Top 10 Pro Photo Tips
There are many tricks of the trade when it comes to creating better photographs. I subscribe to the KISS Principle - Keep It So Simple. Using working methods that are consistent and uncomplicated will go a long way toward improving your final results. The first 5 tips listed are technical, and the last 5 are esthetic.
1. White Balance - ALWAYS leave your camera set on Auto White Balance. It works well nearly all the time, AND it avoids the problem of forgetting to change the setting when the lighting situation changes. The rare off-color image is easy to fix with image optimization software like Lightroom.
2. Deleting Images - NEVER Delete or Trash images from your memory card when you are out shooting. Instead, leave everything you've shot on the card, download all images onto your computer when you return home, and then delete the images you wish to discard from the computer. When you are ready to go out shooting again, format the memory card in your camera. That will clear all images from the card. Why this method? Memory cards are designed to be a one-way street. Images enter the card and are then processed. When you use your camera to delete or trash an image, you are asking the card to essentially go "in reverse" which can damage the card's functions over time.
3. Cable Release Substitute - To minimize camera vibration when shooting long exposures on a tripod, use your camera's 2-second delay shutter function if you don't have a cable release or remote shutter trigger. The delay will allow the camera to settle down after you have pressed the Shutter Button.
4. Back Button Focus - Without question, this is the most foolproof way to get sharp images AND improve battery life. Most cameras have a Custom Function setting allowing you to remove the autofocus function from the Shutter Button and move it to a button on the back of the camera.
5. Camera View Screen - Don't be fooled into thinking that if an image looks good on the view screen, the exposure is adequate. Only the Histogram can give you that information. The view screen can be lightened or darkened for ease of viewing and is not an indication of proper exposure.
6. Look For The Light - Train yourself to see the quality of light and its direction. Learn to recognize hard light with strong shadows, and soft light with gentle gradations. Determine where the light is coming from - front, side, or back. The more you know, the better your pictures will be.
7. Sunrise / Sunset - For beautiful, rich sky colors, the best time to shoot is when the sun is below the horizon, usually 20 to 30 minutes before sunrise or after sunset. Arrive early and stay late to watch the sky change minute by minute, and shoot all the changes.

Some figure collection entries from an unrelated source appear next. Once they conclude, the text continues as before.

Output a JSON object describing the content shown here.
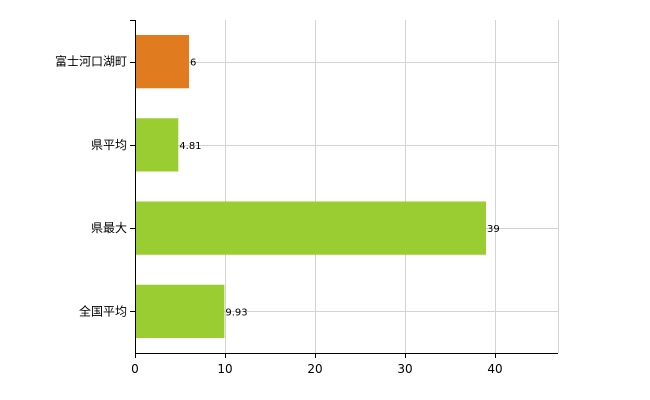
{
  "chart_data": {
    "type": "bar",
    "orientation": "horizontal",
    "categories": [
      "富士河口湖町",
      "県平均",
      "県最大",
      "全国平均"
    ],
    "values": [
      6,
      4.81,
      39,
      9.93
    ],
    "data_labels": [
      "6",
      "4.81",
      "39",
      "9.93"
    ],
    "bar_colors": [
      "#e07b20",
      "#9acd32",
      "#9acd32",
      "#9acd32"
    ],
    "highlight_color": "#e07b20",
    "default_color": "#9acd32",
    "xlim": [
      0,
      47
    ],
    "xticks": [
      0,
      10,
      20,
      30,
      40
    ],
    "xtick_labels": [
      "0",
      "10",
      "20",
      "30",
      "40"
    ],
    "grid": true,
    "title": "",
    "xlabel": "",
    "ylabel": ""
  }
}
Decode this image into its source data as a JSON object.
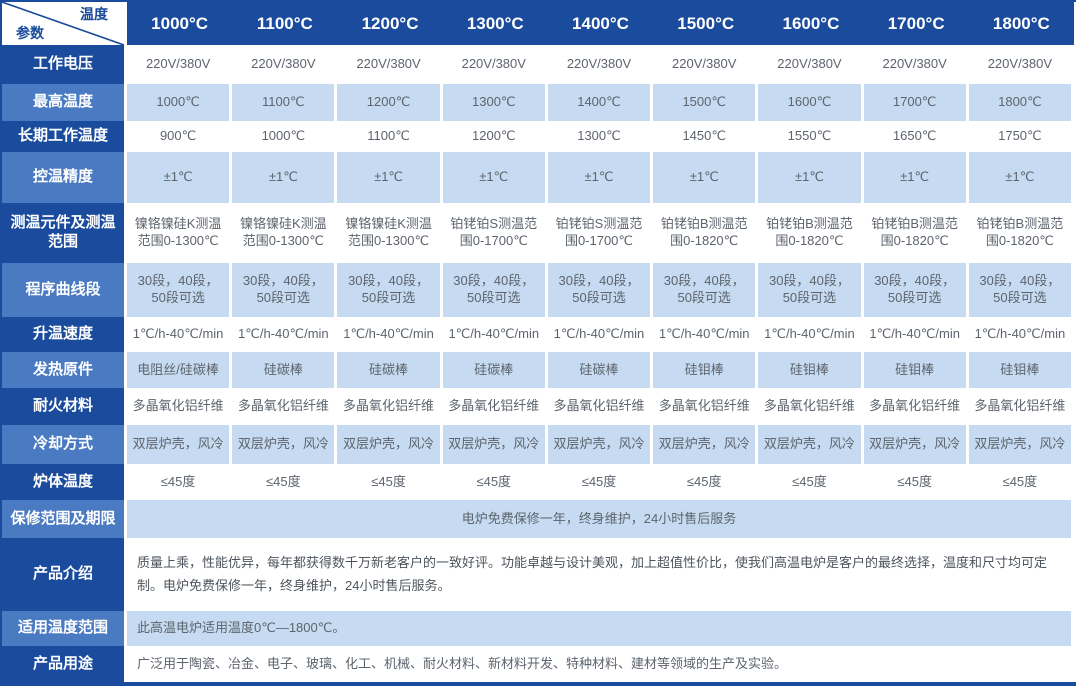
{
  "table": {
    "corner": {
      "top": "温度",
      "bottom": "参数"
    },
    "columns": [
      "1000°C",
      "1100°C",
      "1200°C",
      "1300°C",
      "1400°C",
      "1500°C",
      "1600°C",
      "1700°C",
      "1800°C"
    ],
    "rows": [
      {
        "label": "工作电压",
        "values": [
          "220V/380V",
          "220V/380V",
          "220V/380V",
          "220V/380V",
          "220V/380V",
          "220V/380V",
          "220V/380V",
          "220V/380V",
          "220V/380V"
        ]
      },
      {
        "label": "最高温度",
        "values": [
          "1000℃",
          "1100℃",
          "1200℃",
          "1300℃",
          "1400℃",
          "1500℃",
          "1600℃",
          "1700℃",
          "1800℃"
        ]
      },
      {
        "label": "长期工作温度",
        "values": [
          "900℃",
          "1000℃",
          "1100℃",
          "1200℃",
          "1300℃",
          "1450℃",
          "1550℃",
          "1650℃",
          "1750℃"
        ]
      },
      {
        "label": "控温精度",
        "values": [
          "±1℃",
          "±1℃",
          "±1℃",
          "±1℃",
          "±1℃",
          "±1℃",
          "±1℃",
          "±1℃",
          "±1℃"
        ]
      },
      {
        "label": "测温元件及测温范围",
        "values": [
          "镍铬镍硅K测温范围0-1300℃",
          "镍铬镍硅K测温范围0-1300℃",
          "镍铬镍硅K测温范围0-1300℃",
          "铂铑铂S测温范围0-1700℃",
          "铂铑铂S测温范围0-1700℃",
          "铂铑铂B测温范围0-1820℃",
          "铂铑铂B测温范围0-1820℃",
          "铂铑铂B测温范围0-1820℃",
          "铂铑铂B测温范围0-1820℃"
        ]
      },
      {
        "label": "程序曲线段",
        "values": [
          "30段，40段，\n50段可选",
          "30段，40段，\n50段可选",
          "30段，40段，\n50段可选",
          "30段，40段，\n50段可选",
          "30段，40段，\n50段可选",
          "30段，40段，\n50段可选",
          "30段，40段，\n50段可选",
          "30段，40段，\n50段可选",
          "30段，40段，\n50段可选"
        ]
      },
      {
        "label": "升温速度",
        "values": [
          "1℃/h-40℃/min",
          "1℃/h-40℃/min",
          "1℃/h-40℃/min",
          "1℃/h-40℃/min",
          "1℃/h-40℃/min",
          "1℃/h-40℃/min",
          "1℃/h-40℃/min",
          "1℃/h-40℃/min",
          "1℃/h-40℃/min"
        ]
      },
      {
        "label": "发热原件",
        "values": [
          "电阻丝/硅碳棒",
          "硅碳棒",
          "硅碳棒",
          "硅碳棒",
          "硅碳棒",
          "硅钼棒",
          "硅钼棒",
          "硅钼棒",
          "硅钼棒"
        ]
      },
      {
        "label": "耐火材料",
        "values": [
          "多晶氧化铝纤维",
          "多晶氧化铝纤维",
          "多晶氧化铝纤维",
          "多晶氧化铝纤维",
          "多晶氧化铝纤维",
          "多晶氧化铝纤维",
          "多晶氧化铝纤维",
          "多晶氧化铝纤维",
          "多晶氧化铝纤维"
        ]
      },
      {
        "label": "冷却方式",
        "values": [
          "双层炉壳，风冷",
          "双层炉壳，风冷",
          "双层炉壳，风冷",
          "双层炉壳，风冷",
          "双层炉壳，风冷",
          "双层炉壳，风冷",
          "双层炉壳，风冷",
          "双层炉壳，风冷",
          "双层炉壳，风冷"
        ]
      },
      {
        "label": "炉体温度",
        "values": [
          "≤45度",
          "≤45度",
          "≤45度",
          "≤45度",
          "≤45度",
          "≤45度",
          "≤45度",
          "≤45度",
          "≤45度"
        ]
      },
      {
        "label": "保修范围及期限",
        "span": true,
        "align": "center",
        "value": "电炉免费保修一年，终身维护，24小时售后服务"
      },
      {
        "label": "产品介绍",
        "span": true,
        "align": "left",
        "value": "质量上乘，性能优异，每年都获得数千万新老客户的一致好评。功能卓越与设计美观，加上超值性价比，使我们高温电炉是客户的最终选择，温度和尺寸均可定制。电炉免费保修一年，终身维护，24小时售后服务。"
      },
      {
        "label": "适用温度范围",
        "span": true,
        "align": "left",
        "value": "此高温电炉适用温度0℃—1800℃。"
      },
      {
        "label": "产品用途",
        "span": true,
        "align": "left",
        "value": "广泛用于陶瓷、冶金、电子、玻璃、化工、机械、耐火材料、新材料开发、特种材料、建材等领域的生产及实验。"
      }
    ],
    "colors": {
      "header_navy": "#1a4b9c",
      "label_medium_blue": "#4a7ac1",
      "row_light_blue": "#c6dbf1",
      "row_white": "#ffffff",
      "cell_text_gray": "#5d646d"
    }
  }
}
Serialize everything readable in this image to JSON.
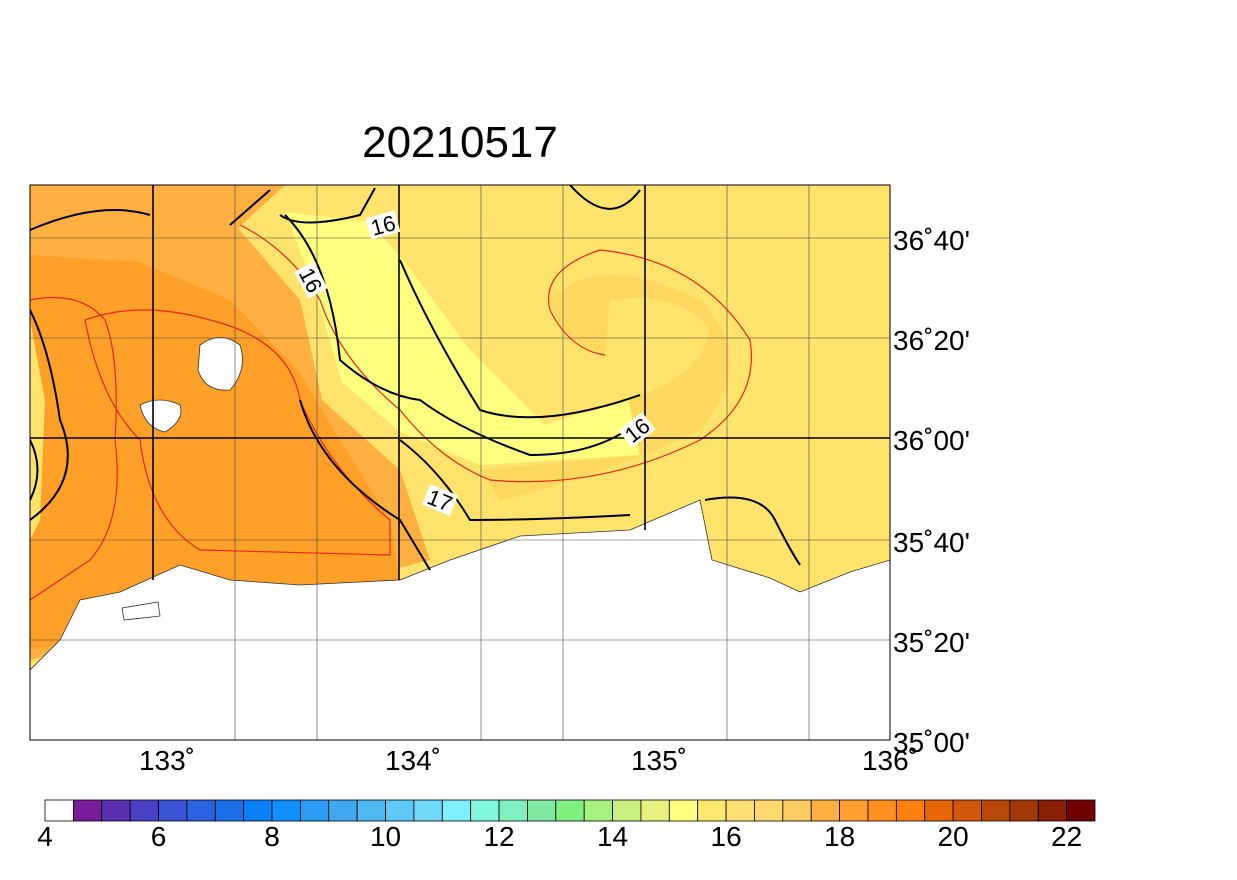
{
  "title": "20210517",
  "map": {
    "lat_labels": [
      "36˚40'",
      "36˚20'",
      "36˚00'",
      "35˚40'",
      "35˚20'",
      "35˚00'"
    ],
    "lon_labels": [
      "133˚",
      "134˚",
      "135˚",
      "136˚"
    ],
    "contour_labels": [
      "16",
      "16",
      "17",
      "16"
    ]
  },
  "colorbar": {
    "range": [
      4,
      22.5
    ],
    "ticks": [
      4,
      6,
      8,
      10,
      12,
      14,
      16,
      18,
      20,
      22
    ],
    "colors": [
      "#ffffff",
      "#781c9a",
      "#5a30b0",
      "#4a40c4",
      "#3a52d4",
      "#2a62e0",
      "#1a6ee8",
      "#0a80f4",
      "#1090ff",
      "#2a9cf4",
      "#40a8f0",
      "#50b8f0",
      "#60c8f4",
      "#70d8f8",
      "#80f0ff",
      "#80f8e0",
      "#80f0c0",
      "#80e8a0",
      "#80f080",
      "#a8f080",
      "#c8f080",
      "#e8f080",
      "#ffff80",
      "#ffe870",
      "#ffe070",
      "#ffd870",
      "#ffcc60",
      "#ffb040",
      "#ffa030",
      "#ff9020",
      "#ff8010",
      "#e86808",
      "#d05808",
      "#b84808",
      "#a03808",
      "#882008",
      "#700000"
    ]
  }
}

8. Be A Stalker - When you can, walk all around the subject to find the best light direction and the best shooting angles. Try different lighting directions, and use a combination of high angles and low ones. Often you won't know what will work best until you view it on your computer screen at the end of the day, so shoot all you can.
9. Walk To Your Own Beat - Try to tap into your own creativity, rather than copying what you have seen others do. Find what moves you, photograph what excites you. While there will be many rejects, know that all pros reject a majority of what they shoot. So don't expect each image to be a winner. But rejoice in the ones that sing.
10. Travel Light - Nothing kills the creative spark more than struggling with heavy and unwieldy camera gear. Try not to carry every lens and accessory you own when you are out shooting. Carry only what you need for the outing in a camera bag or backpack that you can access easily, and that is not too heavy. You want to be free to create, and not be struggling with a huge bag and an overabundance of gear.